The courses I will mention are available on Pluralsight, the popular IT training platform. Pluralsight offers free trials, you can get yours. The author of all four courses is Dan Apple man, a well-known consultant, speaker and CTO.
Simply, it is the best course I have ever watched in my career! The core idea of this course is to link macroeconomics trends with microeconomics trends and explain how that impacts the software industry market. The course discusses the impact of economic recessions on IT markets, the impact of new software directions on the market (e.g., how IoT drives security) and draws on that some conclusions and pieces of advice. To be more concrete, the author puts his unique perspective and experience from the dot com bubble era. Your viewpoint on the software industry will change A LOT after this course, I promise!
This course provides an overall analysis of the possible choices a software engineer has during his career along with some bits of advice. The author visits some questions such as: When to invest time to learn a new technology vs. when to learn it as you work? What is the Software developer life cycle? The hesitation between starting a business or continuing a job. How does your age impact your income? What the Importance of speaking and writing skills is? Is it better to work for a small, mid, or large-sized company? How to become a consultant? How to assess job offers? etc.
This is a unique course. It discusses the social skills weakness in the tech sector works and its impact when they are switching to management. The course's basic idea is based on a comparison between humans and computers and aims to help developers to utilize their computer science knowledge to better understand humans. Thus, the course introduces concepts such as” Human Debugging” and “Brainware” to map concepts. It might look weird to compare a human with a machine; however, when you watch the course, you will find out that it turns to be useful.

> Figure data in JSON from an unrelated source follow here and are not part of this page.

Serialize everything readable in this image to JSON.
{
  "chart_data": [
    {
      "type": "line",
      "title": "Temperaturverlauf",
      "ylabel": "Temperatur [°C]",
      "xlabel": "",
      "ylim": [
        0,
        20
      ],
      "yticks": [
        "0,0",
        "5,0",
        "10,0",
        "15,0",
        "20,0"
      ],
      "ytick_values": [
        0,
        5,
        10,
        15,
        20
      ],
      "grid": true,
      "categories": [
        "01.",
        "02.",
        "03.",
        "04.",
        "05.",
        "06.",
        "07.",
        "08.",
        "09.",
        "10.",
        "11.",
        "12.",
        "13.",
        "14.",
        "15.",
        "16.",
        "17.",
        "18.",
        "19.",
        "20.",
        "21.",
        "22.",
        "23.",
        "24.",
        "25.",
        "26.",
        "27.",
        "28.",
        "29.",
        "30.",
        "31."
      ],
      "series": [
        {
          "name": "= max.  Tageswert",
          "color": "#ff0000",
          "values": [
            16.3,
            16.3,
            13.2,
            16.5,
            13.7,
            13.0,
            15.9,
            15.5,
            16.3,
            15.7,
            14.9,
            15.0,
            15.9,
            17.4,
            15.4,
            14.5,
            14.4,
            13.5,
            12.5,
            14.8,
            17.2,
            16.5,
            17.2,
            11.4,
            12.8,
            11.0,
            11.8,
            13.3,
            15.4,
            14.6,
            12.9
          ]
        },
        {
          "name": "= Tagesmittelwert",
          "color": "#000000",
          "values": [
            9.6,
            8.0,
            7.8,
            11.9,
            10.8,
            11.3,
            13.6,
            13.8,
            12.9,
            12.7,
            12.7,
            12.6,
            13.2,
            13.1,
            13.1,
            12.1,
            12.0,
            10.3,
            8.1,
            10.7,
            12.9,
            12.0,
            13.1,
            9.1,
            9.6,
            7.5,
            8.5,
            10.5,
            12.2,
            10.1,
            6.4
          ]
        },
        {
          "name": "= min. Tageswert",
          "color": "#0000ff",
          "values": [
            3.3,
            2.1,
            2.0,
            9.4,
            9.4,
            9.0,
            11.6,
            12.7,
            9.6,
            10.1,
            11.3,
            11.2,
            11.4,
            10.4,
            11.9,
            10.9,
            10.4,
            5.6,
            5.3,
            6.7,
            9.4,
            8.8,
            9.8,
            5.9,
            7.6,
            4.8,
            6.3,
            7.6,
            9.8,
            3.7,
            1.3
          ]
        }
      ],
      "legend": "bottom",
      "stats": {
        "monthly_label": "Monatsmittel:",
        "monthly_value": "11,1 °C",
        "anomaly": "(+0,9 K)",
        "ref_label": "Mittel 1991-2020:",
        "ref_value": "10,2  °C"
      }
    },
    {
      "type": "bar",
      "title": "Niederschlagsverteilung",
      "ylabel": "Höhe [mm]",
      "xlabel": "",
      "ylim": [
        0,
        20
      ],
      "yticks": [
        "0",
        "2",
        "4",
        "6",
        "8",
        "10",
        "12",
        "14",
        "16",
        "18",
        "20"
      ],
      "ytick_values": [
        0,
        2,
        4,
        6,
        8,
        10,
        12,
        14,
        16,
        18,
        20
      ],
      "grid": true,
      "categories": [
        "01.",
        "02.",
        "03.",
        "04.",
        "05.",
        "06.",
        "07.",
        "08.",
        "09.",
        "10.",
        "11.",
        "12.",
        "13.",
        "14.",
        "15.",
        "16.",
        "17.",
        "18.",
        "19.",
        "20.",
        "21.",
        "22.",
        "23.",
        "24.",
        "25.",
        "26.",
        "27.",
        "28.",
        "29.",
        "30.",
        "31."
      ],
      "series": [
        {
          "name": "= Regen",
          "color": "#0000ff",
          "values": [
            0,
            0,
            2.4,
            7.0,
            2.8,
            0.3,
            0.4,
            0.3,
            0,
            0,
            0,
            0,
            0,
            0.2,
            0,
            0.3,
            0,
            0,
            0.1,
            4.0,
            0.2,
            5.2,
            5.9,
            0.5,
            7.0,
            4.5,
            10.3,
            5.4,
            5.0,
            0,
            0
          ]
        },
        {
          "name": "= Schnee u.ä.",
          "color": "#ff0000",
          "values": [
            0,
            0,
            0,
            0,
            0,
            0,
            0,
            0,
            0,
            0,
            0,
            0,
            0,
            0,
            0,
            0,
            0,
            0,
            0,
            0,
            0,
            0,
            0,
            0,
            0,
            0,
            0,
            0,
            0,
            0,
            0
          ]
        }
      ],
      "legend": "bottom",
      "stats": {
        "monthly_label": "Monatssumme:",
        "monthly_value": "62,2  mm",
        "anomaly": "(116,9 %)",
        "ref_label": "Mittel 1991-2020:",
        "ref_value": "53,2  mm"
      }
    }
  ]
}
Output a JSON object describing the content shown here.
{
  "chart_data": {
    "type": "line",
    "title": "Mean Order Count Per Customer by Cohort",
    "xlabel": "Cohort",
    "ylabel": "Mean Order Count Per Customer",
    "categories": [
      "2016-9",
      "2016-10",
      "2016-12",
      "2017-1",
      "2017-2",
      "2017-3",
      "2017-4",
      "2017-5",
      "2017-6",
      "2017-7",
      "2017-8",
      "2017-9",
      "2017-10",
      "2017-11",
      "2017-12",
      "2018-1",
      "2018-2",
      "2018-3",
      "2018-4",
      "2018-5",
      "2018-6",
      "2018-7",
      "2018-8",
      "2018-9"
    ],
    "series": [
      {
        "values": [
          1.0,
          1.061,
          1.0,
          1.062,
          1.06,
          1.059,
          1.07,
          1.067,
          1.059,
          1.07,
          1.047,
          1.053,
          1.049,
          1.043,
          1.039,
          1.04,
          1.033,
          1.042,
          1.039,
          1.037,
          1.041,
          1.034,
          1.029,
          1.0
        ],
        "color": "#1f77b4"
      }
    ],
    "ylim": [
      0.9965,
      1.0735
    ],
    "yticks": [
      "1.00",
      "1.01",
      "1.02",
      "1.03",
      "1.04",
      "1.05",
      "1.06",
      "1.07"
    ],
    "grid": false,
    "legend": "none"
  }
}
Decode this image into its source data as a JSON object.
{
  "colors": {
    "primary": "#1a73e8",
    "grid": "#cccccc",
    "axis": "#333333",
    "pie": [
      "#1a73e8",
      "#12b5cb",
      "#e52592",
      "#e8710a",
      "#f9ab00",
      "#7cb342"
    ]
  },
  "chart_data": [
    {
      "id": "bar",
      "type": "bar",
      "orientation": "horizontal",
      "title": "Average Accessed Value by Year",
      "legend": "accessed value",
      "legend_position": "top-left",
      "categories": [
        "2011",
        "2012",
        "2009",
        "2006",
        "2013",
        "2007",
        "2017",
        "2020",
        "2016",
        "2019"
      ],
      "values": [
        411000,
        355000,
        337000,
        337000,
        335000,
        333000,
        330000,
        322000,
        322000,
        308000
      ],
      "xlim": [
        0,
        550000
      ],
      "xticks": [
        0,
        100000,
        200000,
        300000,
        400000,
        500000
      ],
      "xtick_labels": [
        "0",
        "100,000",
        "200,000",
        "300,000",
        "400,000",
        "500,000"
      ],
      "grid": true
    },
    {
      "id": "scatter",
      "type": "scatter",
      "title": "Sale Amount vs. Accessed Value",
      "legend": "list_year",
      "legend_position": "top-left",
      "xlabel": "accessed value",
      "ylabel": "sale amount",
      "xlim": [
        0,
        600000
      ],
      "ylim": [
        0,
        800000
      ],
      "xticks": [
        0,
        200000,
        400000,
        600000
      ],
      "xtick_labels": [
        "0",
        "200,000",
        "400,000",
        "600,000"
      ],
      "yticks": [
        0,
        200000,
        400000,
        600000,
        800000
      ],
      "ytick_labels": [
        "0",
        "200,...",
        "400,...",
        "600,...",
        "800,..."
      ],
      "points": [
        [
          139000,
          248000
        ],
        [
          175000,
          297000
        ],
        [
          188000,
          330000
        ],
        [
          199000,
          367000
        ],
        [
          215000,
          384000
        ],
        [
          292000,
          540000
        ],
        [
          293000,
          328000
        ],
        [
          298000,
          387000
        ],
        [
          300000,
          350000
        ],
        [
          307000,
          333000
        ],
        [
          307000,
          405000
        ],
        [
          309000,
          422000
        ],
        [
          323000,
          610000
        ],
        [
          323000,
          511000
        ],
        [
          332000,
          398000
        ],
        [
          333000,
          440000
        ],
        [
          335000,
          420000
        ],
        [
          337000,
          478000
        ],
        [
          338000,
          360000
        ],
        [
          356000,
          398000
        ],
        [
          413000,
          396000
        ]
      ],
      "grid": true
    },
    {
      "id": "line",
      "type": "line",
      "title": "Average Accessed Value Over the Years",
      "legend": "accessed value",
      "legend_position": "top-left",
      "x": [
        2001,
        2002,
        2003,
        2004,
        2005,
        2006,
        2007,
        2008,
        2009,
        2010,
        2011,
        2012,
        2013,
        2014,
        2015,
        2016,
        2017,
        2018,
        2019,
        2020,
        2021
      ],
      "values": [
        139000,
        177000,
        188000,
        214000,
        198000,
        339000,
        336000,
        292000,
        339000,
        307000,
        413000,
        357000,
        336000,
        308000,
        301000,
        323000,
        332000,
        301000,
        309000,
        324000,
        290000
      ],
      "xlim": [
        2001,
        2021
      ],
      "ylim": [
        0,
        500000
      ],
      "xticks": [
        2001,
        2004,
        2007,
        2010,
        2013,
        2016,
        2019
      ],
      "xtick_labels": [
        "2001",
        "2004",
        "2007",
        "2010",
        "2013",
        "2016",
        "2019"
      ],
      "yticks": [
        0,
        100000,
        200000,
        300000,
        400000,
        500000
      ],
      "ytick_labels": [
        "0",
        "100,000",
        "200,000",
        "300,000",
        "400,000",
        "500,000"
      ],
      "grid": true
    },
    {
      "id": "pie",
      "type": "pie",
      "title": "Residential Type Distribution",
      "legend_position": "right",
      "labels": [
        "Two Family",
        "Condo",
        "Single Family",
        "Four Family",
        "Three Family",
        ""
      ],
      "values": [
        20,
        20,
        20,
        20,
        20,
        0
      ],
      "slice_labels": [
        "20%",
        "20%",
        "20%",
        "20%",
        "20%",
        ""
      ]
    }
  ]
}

This course is among the best courses. Dan points out one challenge aspect that has been continuously stressed – Technology is progressing way faster than our human capacity. The course aims to help you bridge this gap by developing some mental framework that you can use to assess the feasibility of learning and technology. He classifies the knowledge into fundamentals, Information, skills, and innovation.
Fundamentals are the very basic concepts that rarely change with time (e.g., TCP/UDP protocols). While Information is the libraries and tools which we use to implement the features (e.g., setting up socket connections to servers). Skill is the ability to efficiently deliver to achieve these libraries in a way that generates business value. Finally, Innovation is the ability to advance the state of the art of your field and come up with innovations (e.g., devising your own RFC).
The author argues that it is a smart decision to invest time in learning fundamentals properly as their value diminishes slowly with time, along with many other pieces of advice based on this mental framework.
That is it for today, a short and straightforward article? Please spend the rest of the week watching them, they are invaluable eye changers!